Author says she’ll keep funding Palestine Action despite UK proscription as terrorist group
Irish novelist Sally Rooney has vowed to continue supporting Palestine Action despite the group being outlawed as a terrorist organisation in the United Kingdom. Writing in the Irish Times, the author of Normal People and Intermezzo said she would use both her earnings and her public profile to back the direct-action group, even if it meant she was branded a supporter of terrorism under UK law.
“If this makes me a supporter of terror under UK law, so be it,” she wrote, insisting that she would go on funnelling proceeds from her literary work and television adaptations into the cause. That includes residuals from the BBC co-productions of Normal People and Conversations with Friends.
Her intervention came just weeks after Home Secretary Yvette Cooper confirmed that Palestine Action was not simply “a regular protest group known for occasional stunts” but an organisation the government deemed sufficiently dangerous to proscribe. Cooper cited what she described as disturbing intelligence about the group’s planning and training, including an “Underground Manual” that allegedly gave guidance on identifying targets and evading police.
Embed from Getty ImagesPalestine Action was officially banned on 5 July, with the Home Office citing a long record of direct action targeting arms companies linked to Israel. In the weeks since, more than 700 people have been arrested, including over 500 during a demonstration in central London last week.
Rooney has been one of the group’s most high-profile cultural defenders.
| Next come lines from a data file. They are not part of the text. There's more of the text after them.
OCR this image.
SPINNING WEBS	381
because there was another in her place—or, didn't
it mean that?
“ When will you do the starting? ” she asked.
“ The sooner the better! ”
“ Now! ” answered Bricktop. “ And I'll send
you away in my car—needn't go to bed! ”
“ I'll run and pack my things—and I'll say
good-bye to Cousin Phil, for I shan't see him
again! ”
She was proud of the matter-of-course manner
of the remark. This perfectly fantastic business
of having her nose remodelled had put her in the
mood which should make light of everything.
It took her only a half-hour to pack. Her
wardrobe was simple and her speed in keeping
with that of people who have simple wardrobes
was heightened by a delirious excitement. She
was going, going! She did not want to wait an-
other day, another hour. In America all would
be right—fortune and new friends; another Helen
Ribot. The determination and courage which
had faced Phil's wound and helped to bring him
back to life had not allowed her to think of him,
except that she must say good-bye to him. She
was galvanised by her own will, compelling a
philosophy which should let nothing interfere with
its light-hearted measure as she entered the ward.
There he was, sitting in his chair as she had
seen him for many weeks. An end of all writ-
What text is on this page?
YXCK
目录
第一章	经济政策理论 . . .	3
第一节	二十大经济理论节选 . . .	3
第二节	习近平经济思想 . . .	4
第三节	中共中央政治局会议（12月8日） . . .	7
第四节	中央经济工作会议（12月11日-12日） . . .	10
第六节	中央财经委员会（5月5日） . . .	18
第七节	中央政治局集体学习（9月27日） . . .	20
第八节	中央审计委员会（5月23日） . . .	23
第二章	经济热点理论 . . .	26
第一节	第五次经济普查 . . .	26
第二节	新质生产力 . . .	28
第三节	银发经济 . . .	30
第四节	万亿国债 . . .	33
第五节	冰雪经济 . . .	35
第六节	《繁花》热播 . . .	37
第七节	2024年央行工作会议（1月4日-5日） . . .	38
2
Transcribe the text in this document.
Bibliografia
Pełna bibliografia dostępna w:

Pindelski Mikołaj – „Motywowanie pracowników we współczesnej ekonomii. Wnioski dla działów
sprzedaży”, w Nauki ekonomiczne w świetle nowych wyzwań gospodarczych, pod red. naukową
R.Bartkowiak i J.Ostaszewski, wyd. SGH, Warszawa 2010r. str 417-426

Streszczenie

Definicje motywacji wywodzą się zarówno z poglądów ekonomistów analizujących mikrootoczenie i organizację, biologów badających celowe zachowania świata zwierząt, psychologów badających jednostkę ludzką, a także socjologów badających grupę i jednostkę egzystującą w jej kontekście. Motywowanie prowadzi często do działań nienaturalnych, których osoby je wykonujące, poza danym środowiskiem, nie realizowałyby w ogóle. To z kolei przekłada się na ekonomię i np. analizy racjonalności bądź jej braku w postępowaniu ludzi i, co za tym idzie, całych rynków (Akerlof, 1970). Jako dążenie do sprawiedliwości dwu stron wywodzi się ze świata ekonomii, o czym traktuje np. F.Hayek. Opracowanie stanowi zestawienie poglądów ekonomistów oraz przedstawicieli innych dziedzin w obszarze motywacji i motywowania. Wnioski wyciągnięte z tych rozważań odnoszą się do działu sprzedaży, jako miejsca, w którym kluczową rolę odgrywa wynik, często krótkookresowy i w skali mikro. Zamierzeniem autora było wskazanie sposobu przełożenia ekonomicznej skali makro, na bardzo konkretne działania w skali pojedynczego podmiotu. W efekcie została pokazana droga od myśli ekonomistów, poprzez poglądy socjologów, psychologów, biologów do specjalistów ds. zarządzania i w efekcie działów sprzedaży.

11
She previously argued in the Guardian that the proscription was “an alarming attack on free speech”. In her latest piece, she described the British government as having stripped citizens of basic rights in order to preserve its ties with Israel, warning of “profound” consequences for cultural and intellectual life.
The controversy follows a series of headline-grabbing actions by Palestine Action. In June, members broke into RAF Brize Norton and sprayed two planes with red paint, causing an estimated £7m worth of damage. The group has also been linked to a break-in at Elbit Systems UK, an Israeli defence contractor in Bristol, in August 2024. That case, involving 18 defendants, is scheduled for trial later this year, with charges ranging from aggravated burglary to violent disorder.
Rooney’s outspoken stance is consistent with her past actions. In 2021, she refused to allow her novel Beautiful World, Where Are You to be translated into Hebrew by an Israeli publisher, citing her support for cultural boycotts of Israel. At the time she said it would “be an honour” to have her work translated into Hebrew by a company that shared her political commitments.
The novelist’s latest declaration is likely to intensify the political storm around her. By openly linking her financial support to a banned organisation, she has put herself on a collision course with UK counter-terror laws. While the government has not indicated it intends to pursue action against individual supporters abroad, Cooper has been clear that she views Palestine Action as far beyond the bounds of lawful protest.
For Rooney, however, the stakes are moral rather than legal. She argued that the war in Gaza, in which more than 61,000 Palestinians have been killed according to local health authorities, amounted to genocide, and that extraordinary measures were justified in resisting it. She said she would not be silenced by proscription orders or political threats.
The author, who lives in the west of Ireland, has not commented beyond her op-ed, and her management has declined to elaborate. A BBC spokesperson stressed that matters relating to proscribed organisations were for the authorities, not the broadcaster.
Israel rejects accusations of genocide, pointing to Hamas’s 7 October 2023 attack, which killed around 1,200 people and saw more than 250 hostages taken. But human rights groups, including some within Israel itself, argue that the scale and methods of the military response constitute crimes against humanity.
Against that backdrop, Rooney has nailed her colours firmly to the mast, accepting whatever labels UK law may apply. Her declaration has ensured that one of the English-speaking world’s most celebrated novelists is now also one of its most controversial political voices.